Waititi directs a good looking production, one that places a very obvious emphasis on facial expression in Davis and McKenzie, often placed dead centre of the frame or on either side of the crawlspace wall that usually separates them (Wes Anderson is an obvious inspiration, though Jojo Rabbit isn’t a patch on The Grand Budapest Hotel). An early scene where Jojo reluctantly takes part in a book burning, only doing so because of the rapturous glee being demonstrated by his fellow Hitler Youth, makes the point pretty quickly that he is just a “ten-year-old boy who likes dressing up in a funny uniform and wants to be part of a club”. There are some neat flourishes here and there, most notably a long take of Johansson dancing with herself and a slow-motion glimpse at the grim absurdity of the German war machine in what must be May 1945.

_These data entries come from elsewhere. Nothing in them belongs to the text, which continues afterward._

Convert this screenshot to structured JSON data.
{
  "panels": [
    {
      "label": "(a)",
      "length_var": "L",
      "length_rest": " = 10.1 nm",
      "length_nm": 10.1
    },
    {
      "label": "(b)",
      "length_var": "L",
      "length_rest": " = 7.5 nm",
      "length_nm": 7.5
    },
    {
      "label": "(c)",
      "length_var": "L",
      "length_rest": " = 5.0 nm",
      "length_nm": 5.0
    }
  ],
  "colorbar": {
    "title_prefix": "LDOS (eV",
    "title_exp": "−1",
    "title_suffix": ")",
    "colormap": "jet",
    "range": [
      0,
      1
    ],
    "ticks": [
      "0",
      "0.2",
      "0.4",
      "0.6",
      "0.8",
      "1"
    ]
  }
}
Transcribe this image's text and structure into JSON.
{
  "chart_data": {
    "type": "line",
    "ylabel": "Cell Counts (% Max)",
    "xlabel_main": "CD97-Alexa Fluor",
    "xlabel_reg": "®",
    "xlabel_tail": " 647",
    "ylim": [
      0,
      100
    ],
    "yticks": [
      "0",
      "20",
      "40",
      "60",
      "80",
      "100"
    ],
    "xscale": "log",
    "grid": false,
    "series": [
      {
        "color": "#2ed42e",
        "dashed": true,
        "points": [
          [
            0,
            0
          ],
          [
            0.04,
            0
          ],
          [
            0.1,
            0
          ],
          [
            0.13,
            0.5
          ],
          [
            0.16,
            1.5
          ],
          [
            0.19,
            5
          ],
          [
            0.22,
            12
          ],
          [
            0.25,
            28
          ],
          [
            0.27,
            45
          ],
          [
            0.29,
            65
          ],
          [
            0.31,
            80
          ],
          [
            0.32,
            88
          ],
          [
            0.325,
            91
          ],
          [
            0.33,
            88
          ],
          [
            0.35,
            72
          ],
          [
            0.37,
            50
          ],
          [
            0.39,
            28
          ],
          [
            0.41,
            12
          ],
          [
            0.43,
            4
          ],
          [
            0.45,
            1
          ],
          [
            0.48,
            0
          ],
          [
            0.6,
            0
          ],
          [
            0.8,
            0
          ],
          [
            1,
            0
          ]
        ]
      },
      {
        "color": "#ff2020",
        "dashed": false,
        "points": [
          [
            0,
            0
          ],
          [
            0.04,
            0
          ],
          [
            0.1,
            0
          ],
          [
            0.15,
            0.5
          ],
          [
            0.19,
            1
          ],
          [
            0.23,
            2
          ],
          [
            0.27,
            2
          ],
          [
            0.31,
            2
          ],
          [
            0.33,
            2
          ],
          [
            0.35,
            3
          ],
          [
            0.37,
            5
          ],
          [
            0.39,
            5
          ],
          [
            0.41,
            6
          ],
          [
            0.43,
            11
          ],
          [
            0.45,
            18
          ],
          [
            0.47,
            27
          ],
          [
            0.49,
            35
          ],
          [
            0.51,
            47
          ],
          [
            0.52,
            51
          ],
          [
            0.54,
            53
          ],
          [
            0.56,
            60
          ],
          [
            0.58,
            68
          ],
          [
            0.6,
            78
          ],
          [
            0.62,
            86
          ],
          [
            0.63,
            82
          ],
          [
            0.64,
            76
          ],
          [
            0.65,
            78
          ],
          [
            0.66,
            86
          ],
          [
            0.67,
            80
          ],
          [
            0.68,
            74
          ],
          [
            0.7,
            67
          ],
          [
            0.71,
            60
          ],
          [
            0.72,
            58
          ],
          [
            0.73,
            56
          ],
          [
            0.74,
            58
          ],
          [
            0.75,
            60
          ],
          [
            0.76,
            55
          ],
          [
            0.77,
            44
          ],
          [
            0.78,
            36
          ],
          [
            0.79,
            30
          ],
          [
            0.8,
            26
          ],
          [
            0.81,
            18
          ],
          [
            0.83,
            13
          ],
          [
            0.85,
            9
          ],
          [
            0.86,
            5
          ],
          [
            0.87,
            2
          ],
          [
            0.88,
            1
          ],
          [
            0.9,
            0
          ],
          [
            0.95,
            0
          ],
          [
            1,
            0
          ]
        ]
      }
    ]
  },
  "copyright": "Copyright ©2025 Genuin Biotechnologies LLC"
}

Aside from that Jojo Rabbit is a film that wants us to consider the importance of colour in otherwise drab surrounds and amid a drab story: items of red and purple, be they noticeable shoes or flapping butterflies, are recurring visual motifs, marked out among the uniformity of Nazi Germany in clothes and environment. One must also note the inclusion of German language version of hits from the 60’s and 70’s: an opening montage of Hitler rallies plays to the German version of “I Wanna Hold Your Hand” (“Komm, Gib Mir Deine Hand”), appearing to compare obsession with the dictator with Beatlemania, and David Bowie’s “Heroes” (“Helden”) forms a suitable addition to the finale.

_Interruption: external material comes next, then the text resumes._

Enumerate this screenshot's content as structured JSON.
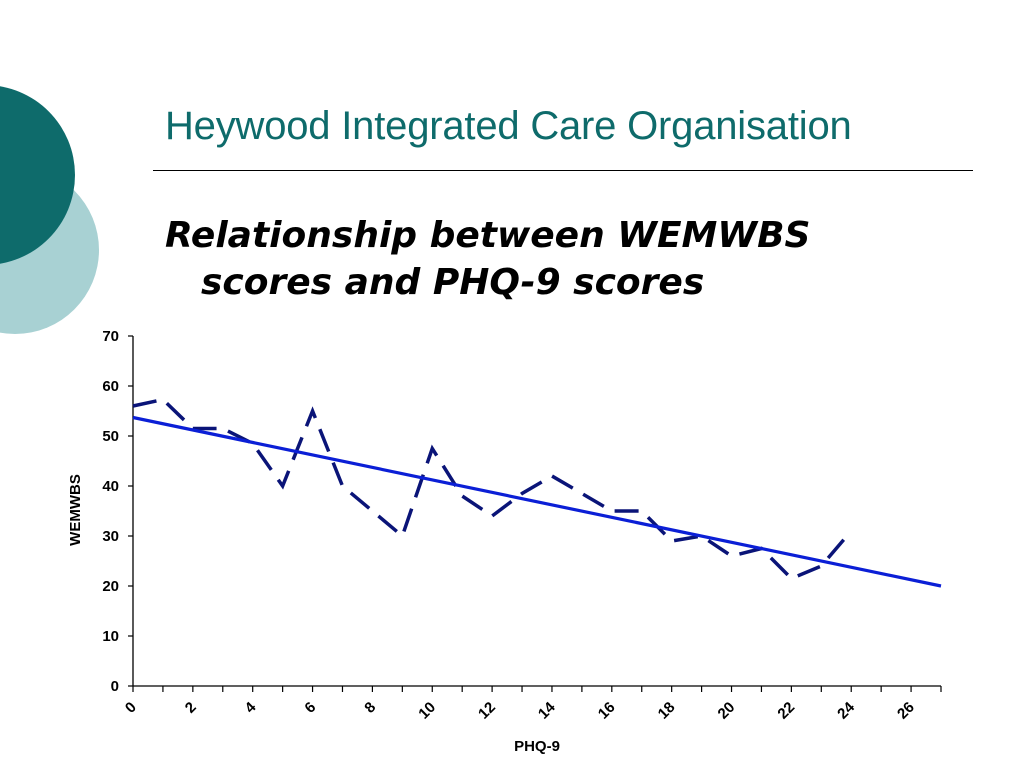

Jojo Rabbit is ultimately a frustrating experience. There is so much to like here: the general story being told is an interesting one, there are plenty of good performances with no bad ones, it looks good and it works as a drama film and as a comedy if you were to view such things separately (though neither side is anywhere close to Waititi’s high water mark). Moreover, it has the kind of resonant message that should be drummed into the male youth of today, that reversion to hate leads to unfulfillment and misery.

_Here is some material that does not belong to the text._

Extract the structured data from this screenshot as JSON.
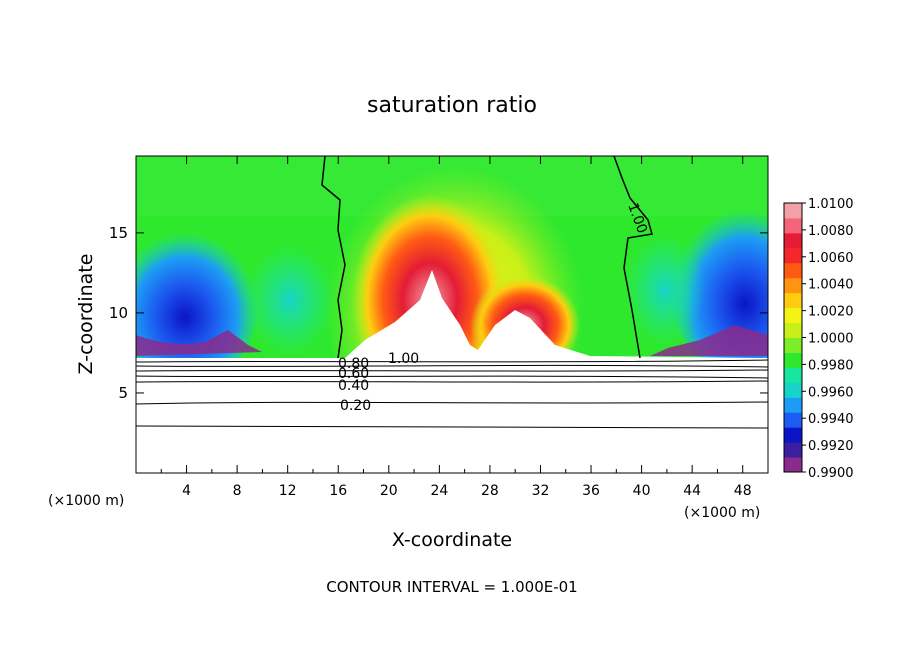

But Waititi isn’t able to pull it all off. The dissonance between the reality of Nazi Germany and the humour he wants to impart is difficult to get beyond for me, the Elsa character is underwritten and, in presenting what can only be described as a fantasy version of late-war Germany, Waititi could be accused of under-representing one of the greatest crimes in human history in favour of jokes about Hitler not having only one ball, but four. His next project is a dramatisation of Next Goal Wins, one of my favourite documentaries, and I can only hope that he doesn’t aim to make a total skit of that as well. Jojo Rabbit is a film I don’t want to dismiss entirely, carrying plenty of worthwhile film-making in it, so for that reason, it is recommended. But I would not go so far as to say it is a good film.